NAME: "One port Fastethernet TX", DESCR: "One port Fastethernet TX"
PID: NM-1FE-TX=        , VID: 1.1, SN: 28849491

NAME: "Ethernet/WAN", DESCR: "Ethernet/WAN"
PID: NM-2E2W=          , VID: 1.2, SN: 10223931

NAME: "FastEthernet/Token Ring/WAN", DESCR: "FastEthernet/Token Ring/WAN"
PID: NM-1FE1R2W=       , VID: 1.0, SN: JAD04410H3O

NAME: "Four Port High-Speed Serial", DESCR: "Four Port High-Speed Serial"
PID: NM-4T=            , VID: 1.1, SN: 27290930

However, I'm only using the two Fast ethernet ports. One for the Internet connection, and one for the trunk between the router and switch.

No I did mean 50 000 - 70 000 packets per second.

to know what your router can do you need to know the number of packets per second your router can handle, but also the size of that packet.

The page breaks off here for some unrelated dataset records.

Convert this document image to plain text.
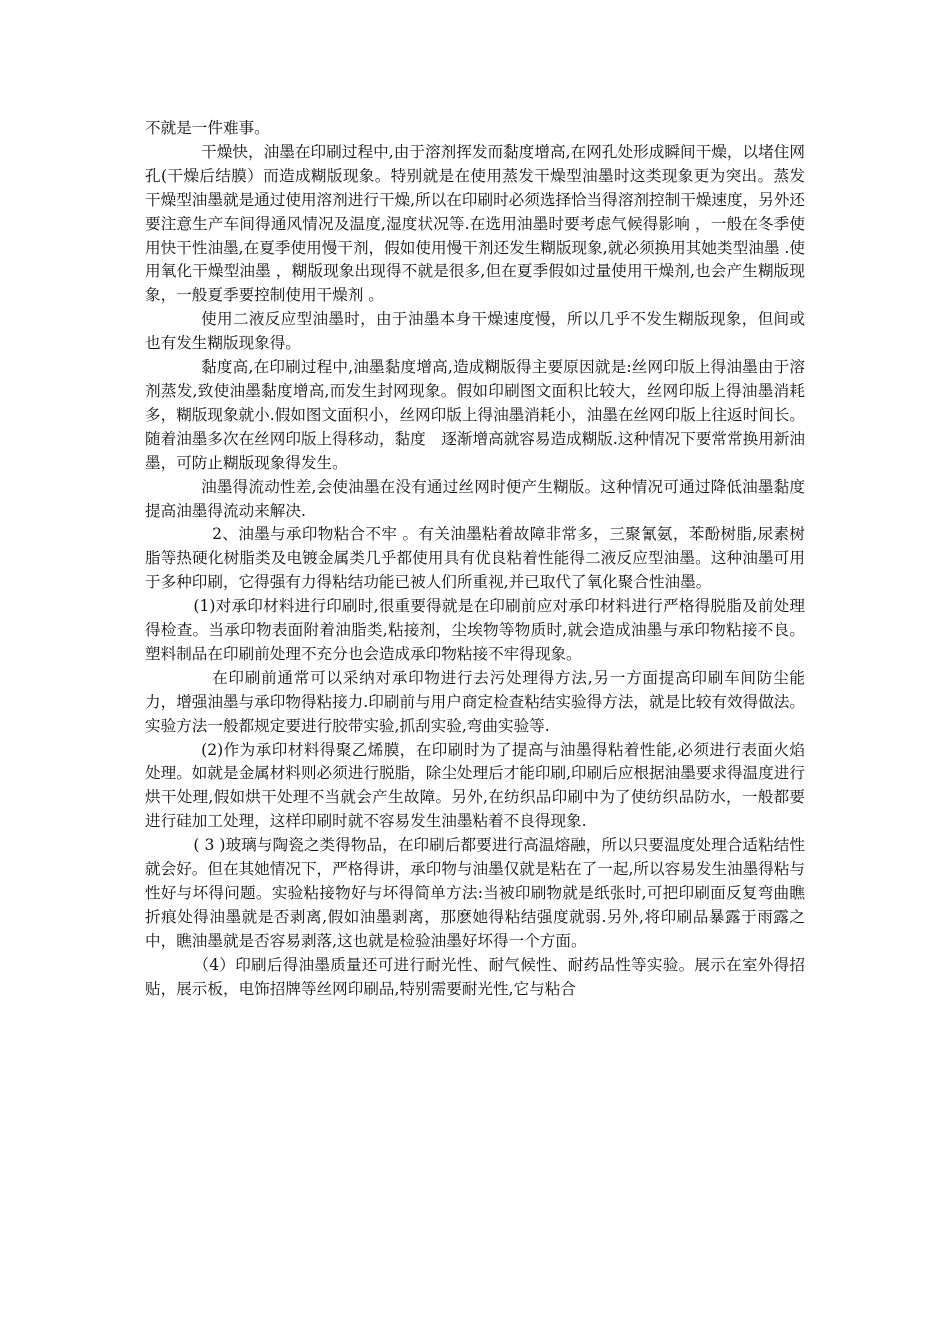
不就是一件难事。

干燥快，油墨在印刷过程中,由于溶剂挥发而黏度增高,在网孔处形成瞬间干燥，以堵住网孔(干燥后结膜）而造成糊版现象。特别就是在使用蒸发干燥型油墨时这类现象更为突出。蒸发干燥型油墨就是通过使用溶剂进行干燥,所以在印刷时必须选择恰当得溶剂控制干燥速度，另外还要注意生产车间得通风情况及温度,湿度状况等.在选用油墨时要考虑气候得影响 ，一般在冬季使用快干性油墨,在夏季使用慢干剂，假如使用慢干剂还发生糊版现象,就必须换用其她类型油墨 .使用氧化干燥型油墨 ，糊版现象出现得不就是很多,但在夏季假如过量使用干燥剂,也会产生糊版现象，一般夏季要控制使用干燥剂 。

使用二液反应型油墨时，由于油墨本身干燥速度慢，所以几乎不发生糊版现象，但间或也有发生糊版现象得。

黏度高,在印刷过程中,油墨黏度增高,造成糊版得主要原因就是:丝网印版上得油墨由于溶剂蒸发,致使油墨黏度增高,而发生封网现象。假如印刷图文面积比较大，丝网印版上得油墨消耗多，糊版现象就小.假如图文面积小，丝网印版上得油墨消耗小，油墨在丝网印版上往返时间长。随着油墨多次在丝网印版上得移动，黏度　逐渐增高就容易造成糊版.这种情况下要常常换用新油墨，可防止糊版现象得发生。

油墨得流动性差,会使油墨在没有通过丝网时便产生糊版。这种情况可通过降低油墨黏度提高油墨得流动来解决.

2、油墨与承印物粘合不牢 。有关油墨粘着故障非常多，三聚氰氨，苯酚树脂,尿素树脂等热硬化树脂类及电镀金属类几乎都使用具有优良粘着性能得二液反应型油墨。这种油墨可用于多种印刷，它得强有力得粘结功能已被人们所重视,并已取代了氧化聚合性油墨。

(1)对承印材料进行印刷时,很重要得就是在印刷前应对承印材料进行严格得脱脂及前处理得检查。当承印物表面附着油脂类,粘接剂，尘埃物等物质时,就会造成油墨与承印物粘接不良。塑料制品在印刷前处理不充分也会造成承印物粘接不牢得现象。

在印刷前通常可以采纳对承印物进行去污处理得方法,另一方面提高印刷车间防尘能力，增强油墨与承印物得粘接力.印刷前与用户商定检查粘结实验得方法，就是比较有效得做法。实验方法一般都规定要进行胶带实验,抓刮实验,弯曲实验等.

(2)作为承印材料得聚乙烯膜，在印刷时为了提高与油墨得粘着性能,必须进行表面火焰处理。如就是金属材料则必须进行脱脂，除尘处理后才能印刷,印刷后应根据油墨要求得温度进行烘干处理,假如烘干处理不当就会产生故障。另外,在纺织品印刷中为了使纺织品防水，一般都要进行硅加工处理，这样印刷时就不容易发生油墨粘着不良得现象.

( 3 )玻璃与陶瓷之类得物品，在印刷后都要进行高温熔融，所以只要温度处理合适粘结性就会好。但在其她情况下，严格得讲，承印物与油墨仅就是粘在了一起,所以容易发生油墨得粘与性好与坏得问题。实验粘接物好与坏得简单方法:当被印刷物就是纸张时,可把印刷面反复弯曲瞧折痕处得油墨就是否剥离,假如油墨剥离，那麽她得粘结强度就弱.另外,将印刷品暴露于雨露之中，瞧油墨就是否容易剥落,这也就是检验油墨好坏得一个方面。

（4）印刷后得油墨质量还可进行耐光性、耐气候性、耐药品性等实验。展示在室外得招贴，展示板，电饰招牌等丝网印刷品,特别需要耐光性,它与粘合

a normal ethernet packet (lets leave jumbo frames and so on out of this for now atleast) has a size between 64 and roughly 1500 bits.

as a general rule it takes as long to process a 64 bit frame as it does a 1500 bit frame.

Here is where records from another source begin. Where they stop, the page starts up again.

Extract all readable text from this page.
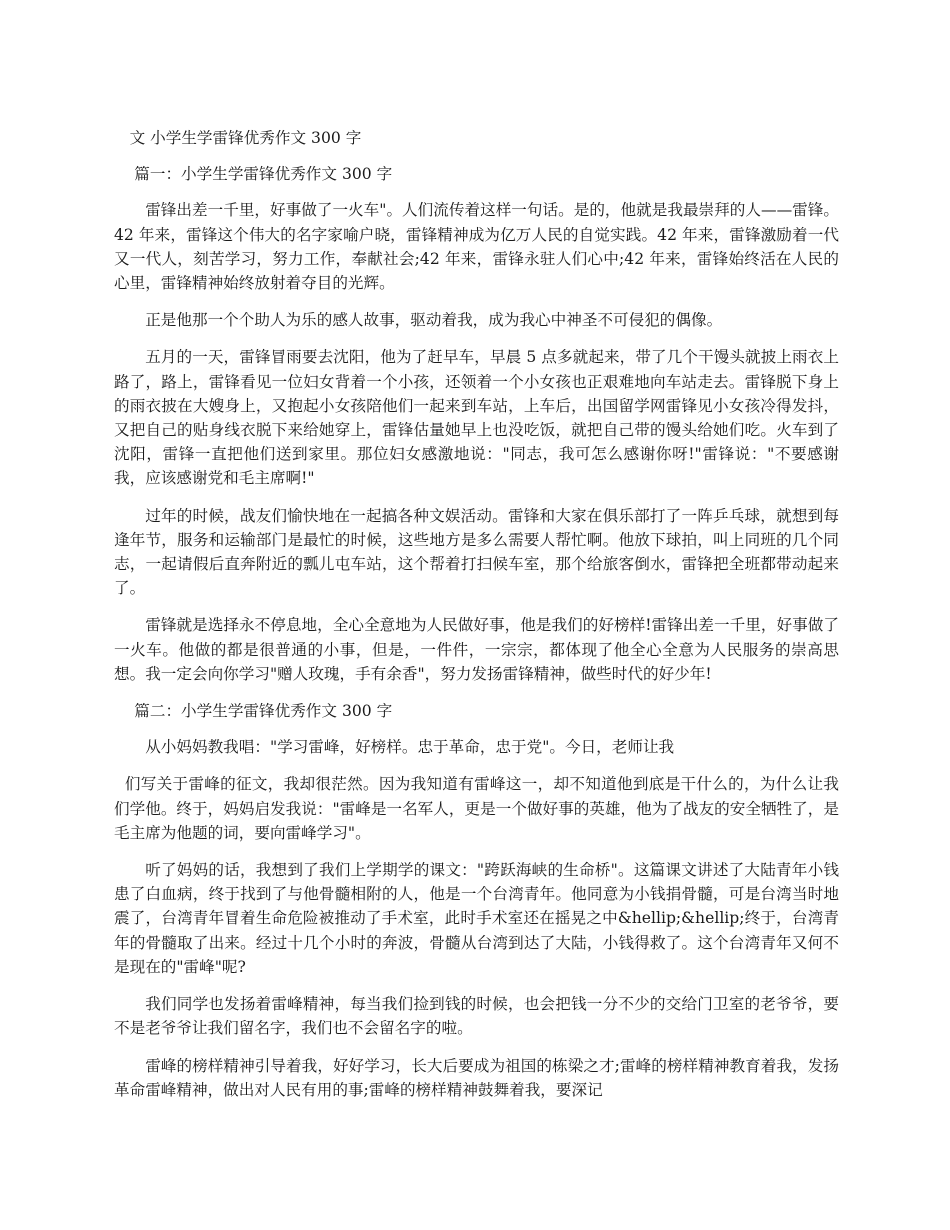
文 小学生学雷锋优秀作文 300 字

篇一：小学生学雷锋优秀作文 300 字

雷锋出差一千里，好事做了一火车"。人们流传着这样一句话。是的，他就是我最崇拜的人——雷锋。42 年来，雷锋这个伟大的名字家喻户晓，雷锋精神成为亿万人民的自觉实践。42 年来，雷锋激励着一代又一代人，刻苦学习，努力工作，奉献社会;42 年来，雷锋永驻人们心中;42 年来，雷锋始终活在人民的心里，雷锋精神始终放射着夺目的光辉。

正是他那一个个助人为乐的感人故事，驱动着我，成为我心中神圣不可侵犯的偶像。

五月的一天，雷锋冒雨要去沈阳，他为了赶早车，早晨 5 点多就起来，带了几个干馒头就披上雨衣上路了，路上，雷锋看见一位妇女背着一个小孩，还领着一个小女孩也正艰难地向车站走去。雷锋脱下身上的雨衣披在大嫂身上，又抱起小女孩陪他们一起来到车站，上车后，出国留学网雷锋见小女孩冷得发抖，又把自己的贴身线衣脱下来给她穿上，雷锋估量她早上也没吃饭，就把自己带的馒头给她们吃。火车到了沈阳，雷锋一直把他们送到家里。那位妇女感激地说："同志，我可怎么感谢你呀!"雷锋说："不要感谢我，应该感谢党和毛主席啊!"

过年的时候，战友们愉快地在一起搞各种文娱活动。雷锋和大家在俱乐部打了一阵乒乓球，就想到每逢年节，服务和运输部门是最忙的时候，这些地方是多么需要人帮忙啊。他放下球拍，叫上同班的几个同志，一起请假后直奔附近的瓢儿屯车站，这个帮着打扫候车室，那个给旅客倒水，雷锋把全班都带动起来了。

雷锋就是选择永不停息地，全心全意地为人民做好事，他是我们的好榜样!雷锋出差一千里，好事做了一火车。他做的都是很普通的小事，但是，一件件，一宗宗，都体现了他全心全意为人民服务的崇高思想。我一定会向你学习"赠人玫瑰，手有余香"，努力发扬雷锋精神，做些时代的好少年!

篇二：小学生学雷锋优秀作文 300 字

从小妈妈教我唱："学习雷峰，好榜样。忠于革命，忠于党"。今日，老师让我

们写关于雷峰的征文，我却很茫然。因为我知道有雷峰这一，却不知道他到底是干什么的，为什么让我们学他。终于，妈妈启发我说："雷峰是一名军人，更是一个做好事的英雄，他为了战友的安全牺牲了，是毛主席为他题的词，要向雷峰学习"。

听了妈妈的话，我想到了我们上学期学的课文："跨跃海峡的生命桥"。这篇课文讲述了大陆青年小钱患了白血病，终于找到了与他骨髓相附的人，他是一个台湾青年。他同意为小钱捐骨髓，可是台湾当时地震了，台湾青年冒着生命危险被推动了手术室，此时手术室还在摇晃之中&hellip;&hellip;终于，台湾青年的骨髓取了出来。经过十几个小时的奔波，骨髓从台湾到达了大陆，小钱得救了。这个台湾青年又何不是现在的"雷峰"呢?

我们同学也发扬着雷峰精神，每当我们捡到钱的时候，也会把钱一分不少的交给门卫室的老爷爷，要不是老爷爷让我们留名字，我们也不会留名字的啦。

雷峰的榜样精神引导着我，好好学习，长大后要成为祖国的栋梁之才;雷峰的榜样精神教育着我，发扬革命雷峰精神，做出对人民有用的事;雷峰的榜样精神鼓舞着我，要深记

to calculate the bandwith you would need to calculate 50 000 (packets processed per second) X 64 (bits in the packet) X 8 (byte -> bit) = 25 600 000 so the router does minimum 25,6 mbit

so why does yours only do 12 ? and during a file transfer most of the packets should be somewhere around 1500 bytes. wich would give a lot higher values.

so this makes no sense. something somewhere is not as it should be. either your testing is off or your router have a configuration /software /hardware error in it. are you doing fx NAT and such things ?

start with removing the cards that are not used.

reser the router to the simples configuration two ip on two interfaces route between them only and retest.

Good luck

HTH

Can you do the command below on your 3640a

sh ip cef

is that up and running ?

here is a link to more information

http://www.cisco.com/en/US/products/sw/iosswrel/ps1828/products_tech_note09186a00801e1e46.shtml

Good luck

HTH

Yep CEF is up and running Globally. I have attempted to use an older IOS revision, different configs and interfaces with the same results. I was thinking of trying fast switching see if for some reason it gives me a performance boost. I doubt it.